Research on Chinese Name Recognition Using BERT-BiLSTM-CRF Model Incorporating Coreference Resolution
Conference: CAIBDA 2022 - 2nd International Conference on Artificial Intelligence, Big Data and Algorithms
06/17/2022 - 06/19/2022 at Nanjing, China
Proceedings: CAIBDA 2022
Pages: 9Language: englishTyp: PDF
Authors:
Jing, Guanjun; Dong, Zhiming; Zheng, Ran; Zhang, Chaoying (China Telecom Research Institute, Beijing, China)
Chen, Yu (China Telecom Research Institute, Beijing, China & School of Software, Nankai University, Tianjin, China)

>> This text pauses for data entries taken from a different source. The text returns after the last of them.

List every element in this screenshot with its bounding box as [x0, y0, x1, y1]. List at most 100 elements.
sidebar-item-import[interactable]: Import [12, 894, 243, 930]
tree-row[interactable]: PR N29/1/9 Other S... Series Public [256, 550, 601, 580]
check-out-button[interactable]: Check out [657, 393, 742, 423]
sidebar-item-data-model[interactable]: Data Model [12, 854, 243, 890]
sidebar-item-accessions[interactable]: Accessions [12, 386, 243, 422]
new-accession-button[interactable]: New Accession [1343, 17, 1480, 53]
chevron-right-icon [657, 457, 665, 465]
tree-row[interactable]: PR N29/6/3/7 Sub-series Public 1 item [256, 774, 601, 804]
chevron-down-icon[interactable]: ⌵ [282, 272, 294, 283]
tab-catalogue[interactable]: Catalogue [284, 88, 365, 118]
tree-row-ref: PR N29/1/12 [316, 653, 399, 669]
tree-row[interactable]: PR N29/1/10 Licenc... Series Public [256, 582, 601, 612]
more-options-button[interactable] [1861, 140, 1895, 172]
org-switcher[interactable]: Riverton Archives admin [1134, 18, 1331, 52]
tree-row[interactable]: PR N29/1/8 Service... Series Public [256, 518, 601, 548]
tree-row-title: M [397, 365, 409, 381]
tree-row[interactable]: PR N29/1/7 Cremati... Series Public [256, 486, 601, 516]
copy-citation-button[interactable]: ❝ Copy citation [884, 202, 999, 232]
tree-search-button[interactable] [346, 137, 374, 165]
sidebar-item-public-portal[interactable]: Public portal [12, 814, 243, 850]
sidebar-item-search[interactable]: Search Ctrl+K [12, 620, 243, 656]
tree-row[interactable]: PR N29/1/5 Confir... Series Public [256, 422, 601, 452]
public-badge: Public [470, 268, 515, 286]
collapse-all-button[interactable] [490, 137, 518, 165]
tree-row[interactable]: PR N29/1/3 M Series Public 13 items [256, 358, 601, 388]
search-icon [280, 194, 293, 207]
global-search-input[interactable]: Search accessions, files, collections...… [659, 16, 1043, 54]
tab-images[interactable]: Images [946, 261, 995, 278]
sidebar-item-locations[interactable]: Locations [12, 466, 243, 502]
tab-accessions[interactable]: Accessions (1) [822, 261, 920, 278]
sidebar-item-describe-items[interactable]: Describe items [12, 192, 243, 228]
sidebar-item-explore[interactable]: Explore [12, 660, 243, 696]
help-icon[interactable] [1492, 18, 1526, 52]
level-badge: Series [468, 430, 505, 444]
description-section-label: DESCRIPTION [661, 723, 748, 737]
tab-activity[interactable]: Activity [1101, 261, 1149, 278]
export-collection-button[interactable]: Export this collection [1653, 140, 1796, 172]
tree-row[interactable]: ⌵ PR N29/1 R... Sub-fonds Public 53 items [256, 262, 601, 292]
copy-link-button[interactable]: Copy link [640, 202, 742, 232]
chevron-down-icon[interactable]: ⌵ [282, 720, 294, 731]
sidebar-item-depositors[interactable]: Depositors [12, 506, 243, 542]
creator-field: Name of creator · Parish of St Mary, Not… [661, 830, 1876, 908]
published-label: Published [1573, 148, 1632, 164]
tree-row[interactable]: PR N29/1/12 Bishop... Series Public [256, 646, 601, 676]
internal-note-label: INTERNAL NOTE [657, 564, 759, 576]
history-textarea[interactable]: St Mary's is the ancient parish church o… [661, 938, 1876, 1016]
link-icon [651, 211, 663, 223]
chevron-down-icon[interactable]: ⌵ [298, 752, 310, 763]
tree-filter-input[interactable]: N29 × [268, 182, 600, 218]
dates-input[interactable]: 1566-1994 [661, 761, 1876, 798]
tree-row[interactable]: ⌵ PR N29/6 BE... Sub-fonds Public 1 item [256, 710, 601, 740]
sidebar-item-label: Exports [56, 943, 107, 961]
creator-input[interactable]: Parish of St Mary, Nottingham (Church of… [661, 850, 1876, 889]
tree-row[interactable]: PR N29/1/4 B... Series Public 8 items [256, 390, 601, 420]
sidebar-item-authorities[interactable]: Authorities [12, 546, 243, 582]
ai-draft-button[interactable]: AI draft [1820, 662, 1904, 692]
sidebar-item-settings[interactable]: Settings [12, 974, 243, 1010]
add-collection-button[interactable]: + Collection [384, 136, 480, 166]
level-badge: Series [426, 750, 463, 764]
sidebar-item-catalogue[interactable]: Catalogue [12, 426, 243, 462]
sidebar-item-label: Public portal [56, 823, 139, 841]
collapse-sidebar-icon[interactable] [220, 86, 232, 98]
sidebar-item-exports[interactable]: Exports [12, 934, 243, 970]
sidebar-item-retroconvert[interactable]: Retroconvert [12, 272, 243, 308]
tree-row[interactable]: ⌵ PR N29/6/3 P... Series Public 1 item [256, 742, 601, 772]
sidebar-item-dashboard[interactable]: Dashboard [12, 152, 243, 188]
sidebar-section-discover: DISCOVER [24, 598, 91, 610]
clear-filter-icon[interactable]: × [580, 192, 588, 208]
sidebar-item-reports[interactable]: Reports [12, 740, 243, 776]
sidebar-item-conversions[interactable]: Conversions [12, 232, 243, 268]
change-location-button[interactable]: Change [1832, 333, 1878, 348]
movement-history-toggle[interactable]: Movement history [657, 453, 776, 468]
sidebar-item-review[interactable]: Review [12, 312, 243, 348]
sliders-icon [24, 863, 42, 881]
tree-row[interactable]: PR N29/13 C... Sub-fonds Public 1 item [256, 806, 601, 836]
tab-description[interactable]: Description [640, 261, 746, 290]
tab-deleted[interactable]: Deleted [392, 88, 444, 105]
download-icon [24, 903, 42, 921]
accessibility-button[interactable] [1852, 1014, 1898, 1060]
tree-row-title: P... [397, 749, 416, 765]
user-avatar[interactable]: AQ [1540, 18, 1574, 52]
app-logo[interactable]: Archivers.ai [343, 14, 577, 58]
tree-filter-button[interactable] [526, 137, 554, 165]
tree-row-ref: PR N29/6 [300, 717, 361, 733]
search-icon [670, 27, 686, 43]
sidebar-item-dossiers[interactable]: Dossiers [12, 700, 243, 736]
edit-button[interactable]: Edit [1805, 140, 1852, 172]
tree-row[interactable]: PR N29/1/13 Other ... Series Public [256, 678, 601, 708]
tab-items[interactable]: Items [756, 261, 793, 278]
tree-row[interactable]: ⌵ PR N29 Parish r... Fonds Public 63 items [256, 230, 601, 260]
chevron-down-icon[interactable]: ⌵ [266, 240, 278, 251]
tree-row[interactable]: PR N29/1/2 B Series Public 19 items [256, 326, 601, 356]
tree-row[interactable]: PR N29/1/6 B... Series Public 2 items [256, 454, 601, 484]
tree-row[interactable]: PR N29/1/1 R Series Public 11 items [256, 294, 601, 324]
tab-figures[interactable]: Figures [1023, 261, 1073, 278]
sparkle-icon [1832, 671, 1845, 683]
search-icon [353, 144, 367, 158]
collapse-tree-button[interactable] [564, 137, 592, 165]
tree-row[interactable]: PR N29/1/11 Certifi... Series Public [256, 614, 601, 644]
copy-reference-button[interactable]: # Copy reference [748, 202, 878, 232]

Wang, Zhaohui; Long, Xianjun (China Telecom Research Institute, Guangzhou, China)
Abstract:
Named Entity Recognition is a basic task in the field of natural language processing. Entities include people’s names, place names and organization names. Compared with other entities, people's names are unique as they may be related to positions, jobs, skills, or personal pronouns. In the entity recognition of people's names, incomplete names become a difficulty in entity recognition. Based on observations, this paper proposes a sequential annotation method combining with coreference resolution to improve name recognition, which can effectively alleviate the problem of incomplete name recognition, and solve the problems of unclear pronoun reference avoiding high labor cost. Early warning system of internet public opinion refers to the necessary means taken to resolve and deal with the crisis during the period between early signs of crisis and perceptible loss has been caused. Specifically, data enhancement is firstly carried out by using public-opinion-related information, which can effectively solve the problem of insufficient annotation data in practical application. Secondly, in order to better learn contextual features, this paper uses BERT, a language pre-training model, and bidirectional short and long-term memory network. Then, conditional random field modeling is used to label the sequence relations. Finally, for personal pronouns in the text, coreference resolution algorithm is added to improve personal name recognition. Experimental results on public data sets and the chosen data sets show the effectiveness of the proposed method.